Why does wine express terroir more completely under organic viticulture? Vines need nutrients for growth. Nutrients exist in soil, rock and air, but vines themselves cannot break down rock or assimilate nutrients from mineral or gaseous forms – they need some form of help. In natural, living soils this help comes from microbes that release acids, breaking down rock and soils, and thus releasing nutrients. In conventional farming soils are essentially dead from all the pesticides, fungicides and herbicides used. Nutrients have to be added in the form of fertilizers, and vines easily and rapidly take up these simple salts to use as their basis for growth. Nutrients from soil microbes are derived from, and are a reflection of the soils the vines grow in.

Low intervention cellar techniques are used and all additives used in the winemaking process are allowed under organic standards. No acid or chemicals are used in the vinification process and only minimal amount of natural sulfur.

The cellar is located within the actual vineyard and was designed to allow small batch fermentation and hand pigeage (punching down), as well as the greatest possible gravity flow. The maturation cellar is split into three separate humidity and temperature controlled areas. The wine is matured over a 2 year period in 100% French oak barrels. No filtration or fining takes place.

Experimentation is one of the keys to being a winery on the ‘cutting edge.’ New and innovative “Oeuf” or egg-shaped tanks from Burgundy are now being experimented with at TMV because their shape allows currents to be created inside, which ensure good mixing and suspension of yeast in the must as it ferments. The cement is a good insulator. Towards the end of fermentation temperatures are maintained and the yeasts are able to finish fermentation without the need of any aid. Some biodynamic growers believe that the egg shape has creative forces which make for more complex wine. Whoa…. dude!

James Molesworth of The Wine Spectator recently visited Tulbagh Mountain Vineyard. His impression of the vineyard is as follows: ‘The TMV vineyards are on pre-schist soils made from blonde-colored decomposed granite and shale, and are a dead ringer for some spots on Côte-Rôtie.’

TMV Viktoria 2004
82% Syrah, 11% Cinsault; 7% Cabernet Sauvignon. Hand picked grapes from vines producing less than three tons per acre are cooled, where after they are crushed and destemmed into tank, and 5% whole bunches are added to the Syrah and Cinsault. 30% of the cinsault juice is bled off to concentrate flavor. The Syrah and Cinsault musts are pigeaged, and the cabernet is given remontage (pumped over) once a day. This wine spent 17 months in French oak and was bottled unfiltered.

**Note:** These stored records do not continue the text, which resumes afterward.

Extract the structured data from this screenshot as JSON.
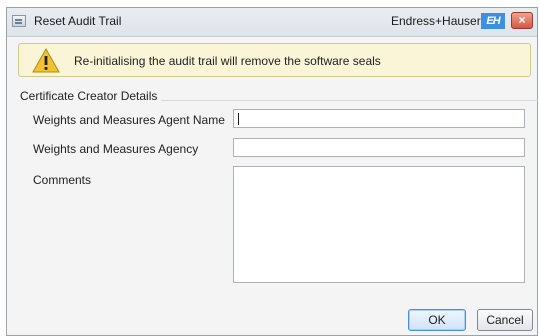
{
  "window": {
    "title": "Reset Audit Trail",
    "brand": "Endress+Hauser",
    "brand_logo": "EH",
    "close_glyph": "×"
  },
  "banner": {
    "icon": "warning-icon",
    "message": "Re-initialising the audit trail will remove the software seals"
  },
  "form": {
    "group_title": "Certificate Creator Details",
    "agent_name_label": "Weights and Measures Agent Name",
    "agent_name_value": "",
    "agency_label": "Weights and Measures Agency",
    "agency_value": "",
    "comments_label": "Comments",
    "comments_value": ""
  },
  "buttons": {
    "ok": "OK",
    "cancel": "Cancel"
  },
  "colors": {
    "banner_background": "#fbf5d8",
    "warning": "#f2c230",
    "brand_accent": "#3f8fe0",
    "close_button": "#d25a45"
  }
}
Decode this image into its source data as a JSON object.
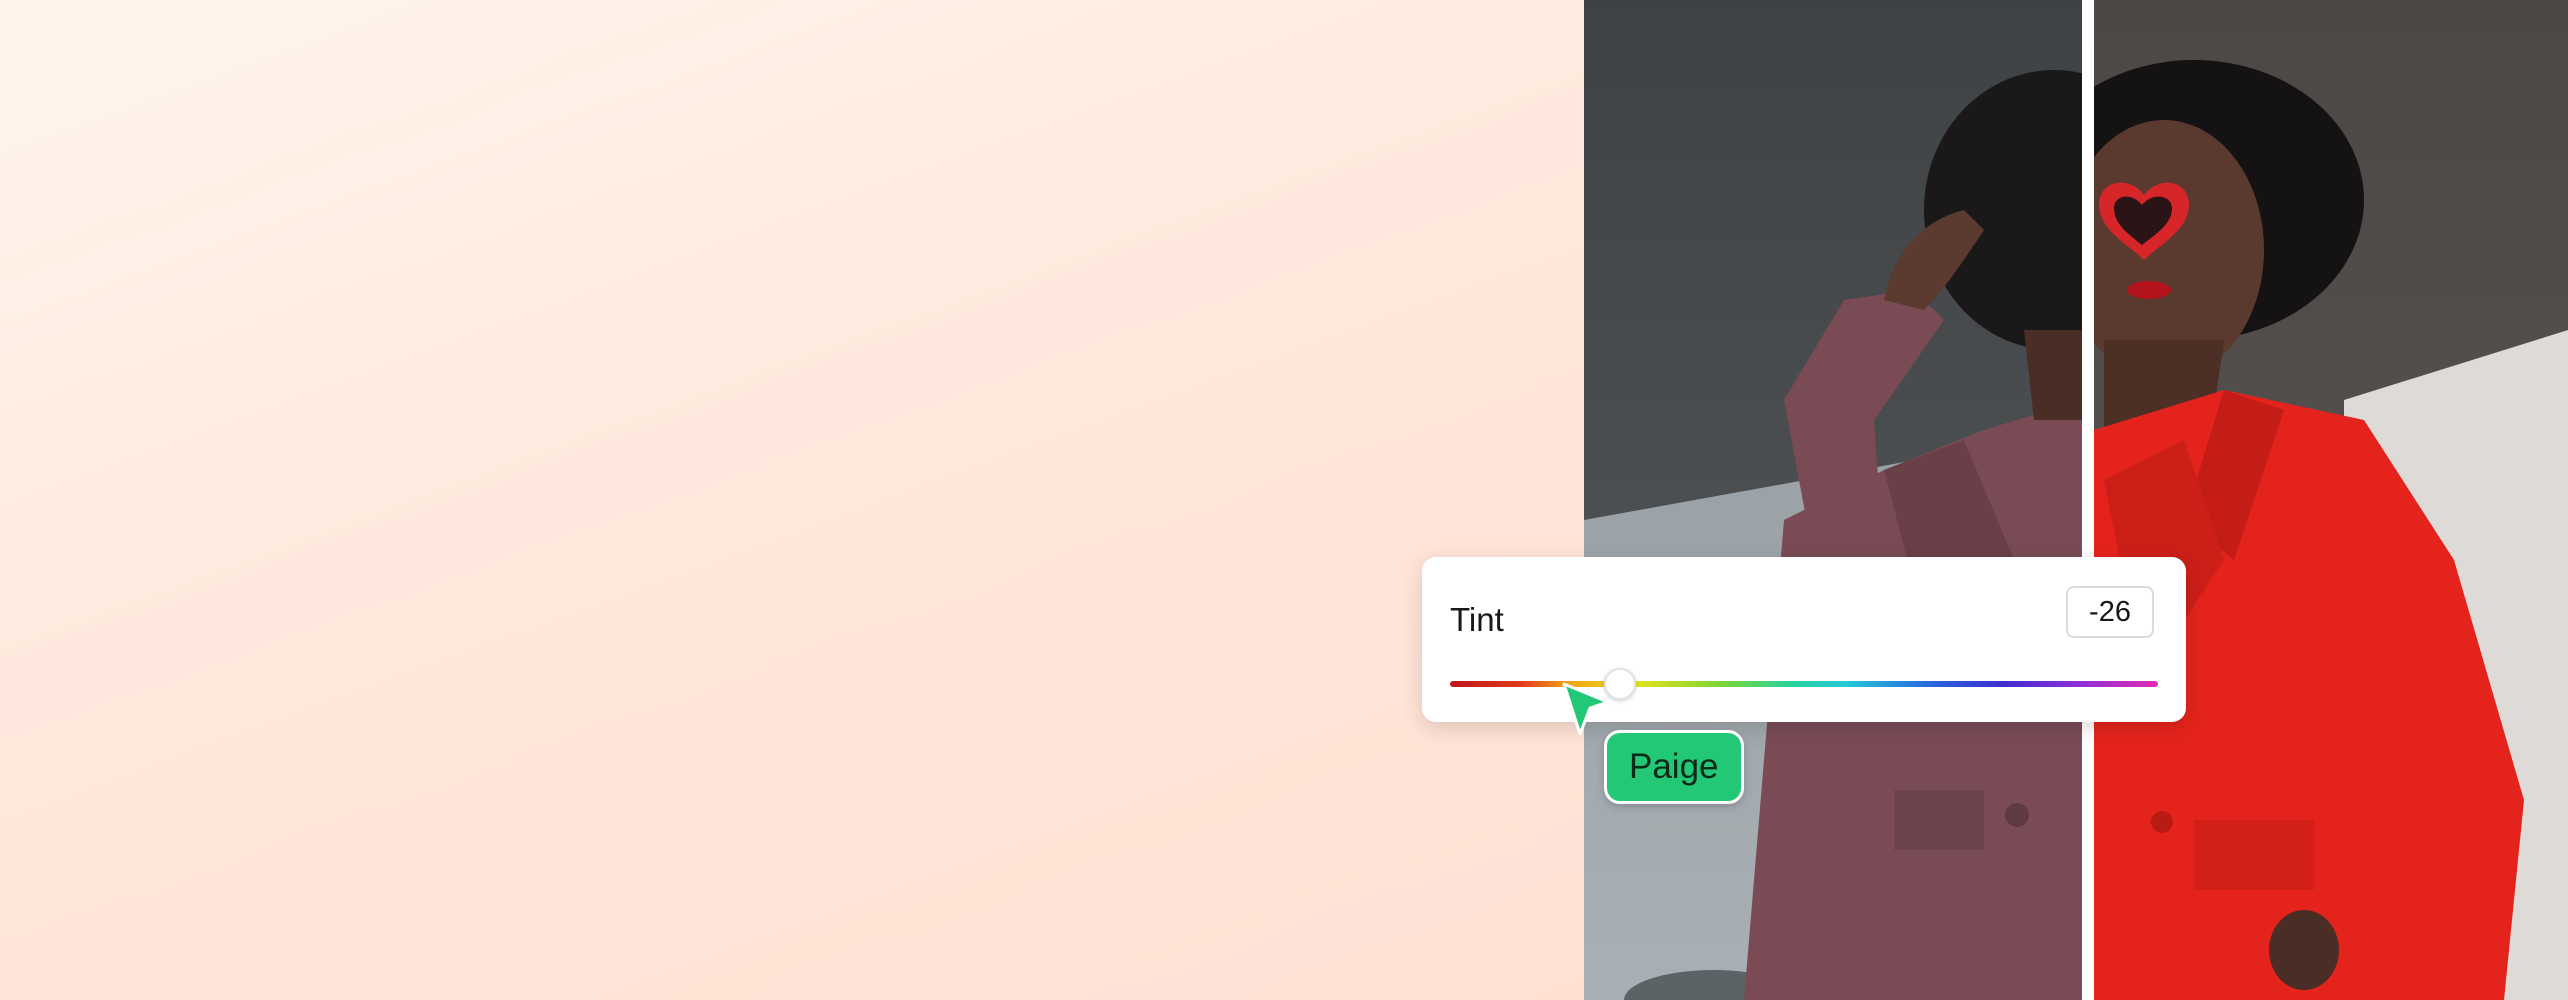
{
  "tint_control": {
    "label": "Tint",
    "value": "-26",
    "slider_position": 0.24
  },
  "collaborator": {
    "name": "Paige",
    "cursor_color": "#22c876"
  },
  "photo": {
    "left_half": "desaturated",
    "right_half": "original"
  },
  "colors": {
    "background": "#ffe6da",
    "jacket_original": "#e4241c",
    "jacket_adjusted": "#7a4b55",
    "panel": "#ffffff"
  }
}
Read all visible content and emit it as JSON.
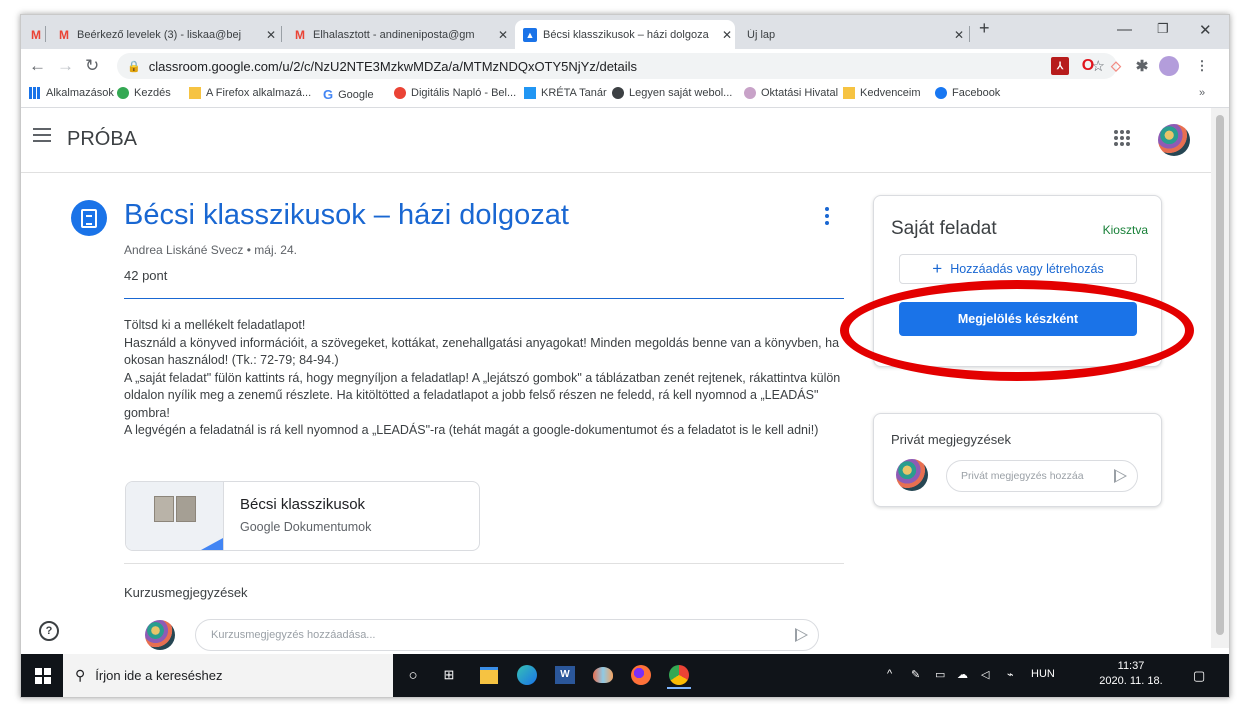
{
  "tabs": [
    {
      "label": "Beérkező levelek (3) - liskaa@bej",
      "icon": "gmail-icon"
    },
    {
      "label": "Elhalasztott - andineniposta@gm",
      "icon": "gmail-icon"
    },
    {
      "label": "Bécsi klasszikusok – házi dolgoza",
      "icon": "classroom-icon"
    },
    {
      "label": "Új lap",
      "icon": "none"
    }
  ],
  "address": {
    "url": "classroom.google.com/u/2/c/NzU2NTE3MzkwMDZa/a/MTMzNDQxOTY5NjYz/details"
  },
  "bookmarks": [
    {
      "label": "Alkalmazások",
      "color": "#1a73e8"
    },
    {
      "label": "Kezdés",
      "color": "#34a853"
    },
    {
      "label": "A Firefox alkalmazá...",
      "color": "#f6c342"
    },
    {
      "label": "Google",
      "color": "#4285f4"
    },
    {
      "label": "Digitális Napló - Bel...",
      "color": "#ea4335"
    },
    {
      "label": "KRÉTA Tanár",
      "color": "#2196f3"
    },
    {
      "label": "Legyen saját webol...",
      "color": "#202124"
    },
    {
      "label": "Oktatási Hivatal",
      "color": "#c8a2c8"
    },
    {
      "label": "Kedvenceim",
      "color": "#f6c342"
    },
    {
      "label": "Facebook",
      "color": "#1877f2"
    }
  ],
  "classroom": {
    "class_name": "PRÓBA"
  },
  "assignment": {
    "title": "Bécsi klasszikusok – házi dolgozat",
    "meta": "Andrea Liskáné Svecz • máj. 24.",
    "points": "42 pont",
    "description": "Töltsd ki a mellékelt feladatlapot!\nHasználd a könyved információit, a szövegeket, kottákat, zenehallgatási anyagokat! Minden megoldás benne van a könyvben, ha okosan használod! (Tk.: 72-79; 84-94.)\nA „saját feladat\" fülön kattints rá, hogy megnyíljon a feladatlap! A „lejátszó gombok\" a táblázatban zenét rejtenek, rákattintva külön oldalon nyílik meg a zenemű részlete. Ha kitöltötted a feladatlapot a jobb felső részen ne feledd, rá kell nyomnod a „LEADÁS\" gombra!\nA legvégén a feladatnál is rá kell nyomnod a „LEADÁS\"-ra (tehát magát a google-dokumentumot és a feladatot is le kell adni!)",
    "attachment": {
      "title": "Bécsi klasszikusok",
      "subtitle": "Google Dokumentumok"
    },
    "comments_heading": "Kurzusmegjegyzések",
    "comment_placeholder": "Kurzusmegjegyzés hozzáadása..."
  },
  "own_work": {
    "title": "Saját feladat",
    "status": "Kiosztva",
    "add_label": "Hozzáadás vagy létrehozás",
    "mark_done_label": "Megjelölés készként"
  },
  "private_comments": {
    "title": "Privát megjegyzések",
    "placeholder": "Privát megjegyzés hozzáa"
  },
  "taskbar": {
    "search_placeholder": "Írjon ide a kereséshez",
    "language": "HUN",
    "time": "11:37",
    "date": "2020. 11. 18."
  },
  "colors": {
    "accent": "#1a73e8",
    "status_green": "#188038",
    "highlight_red": "#e30000"
  }
}
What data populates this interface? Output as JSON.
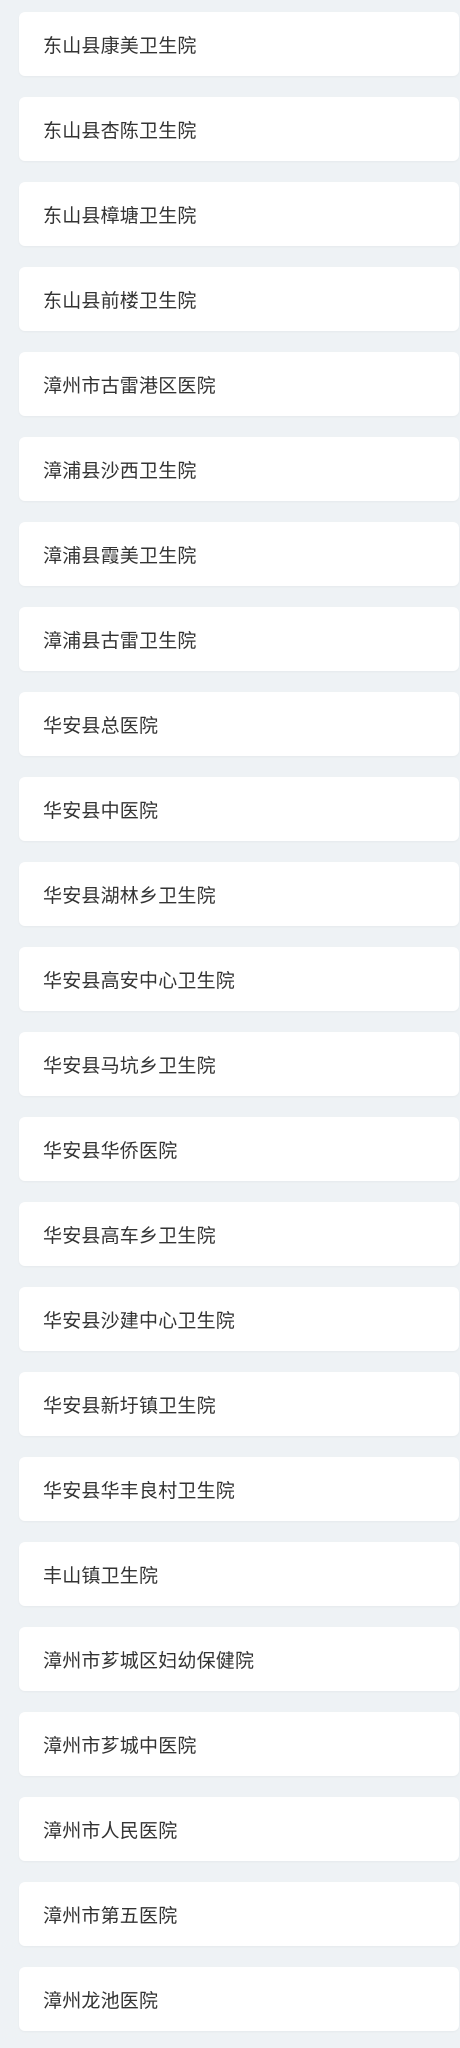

Dark in color, but with the aromas of a mature Pinot Noir--sous-bois and dried cherry. Gains depth on the back end with supple plum and sweet spice notes. Syrah, Cinsault and Cabernet Sauvignon. Drink now. 666 cases made. 87pts Wine Spectator

Tulbagh Mountain Vineyard ‘Viktoria’ 2004, Retail $19.99 Warehouse $16.99


Tulbagh Mountain Vineyard Syrah/Mourvedre 2004
85% Syrah 15% Mourvedre. Produced from yields of a mere .8 tons per acre, hand picked grapes are cooled in their cold room, then they are crushed and destemmed into tank, and 5% whole bunches are added. The must is pigeaged once a day. After about 4 days, fermentation begins, and the wine is pigeaged two to three times a day. Fermentation generally lasts from 7 to 10 days. After fermentation, a couple of weeks skin contact is given, and the wine is then drained and pressed to barrel. The wine was racked once at blending (after a year in barrel), and bottled after 22 months in barrel.

Nice Syrah-driven notes of black cherry and mineral, with good smoke, game, tobacco, olive and mineral hints. The rich, smoky finish shows power and purity, with fine length. Drink now through 2008. 1,175 cases made. – 90 points Wine Spectator

Tulbagh Mountain Vineyards Syrah-Mourvedre 2004, Retail $29.99 Warehouse $24.99

Head to the mountains; Tulbagh Mountain that is.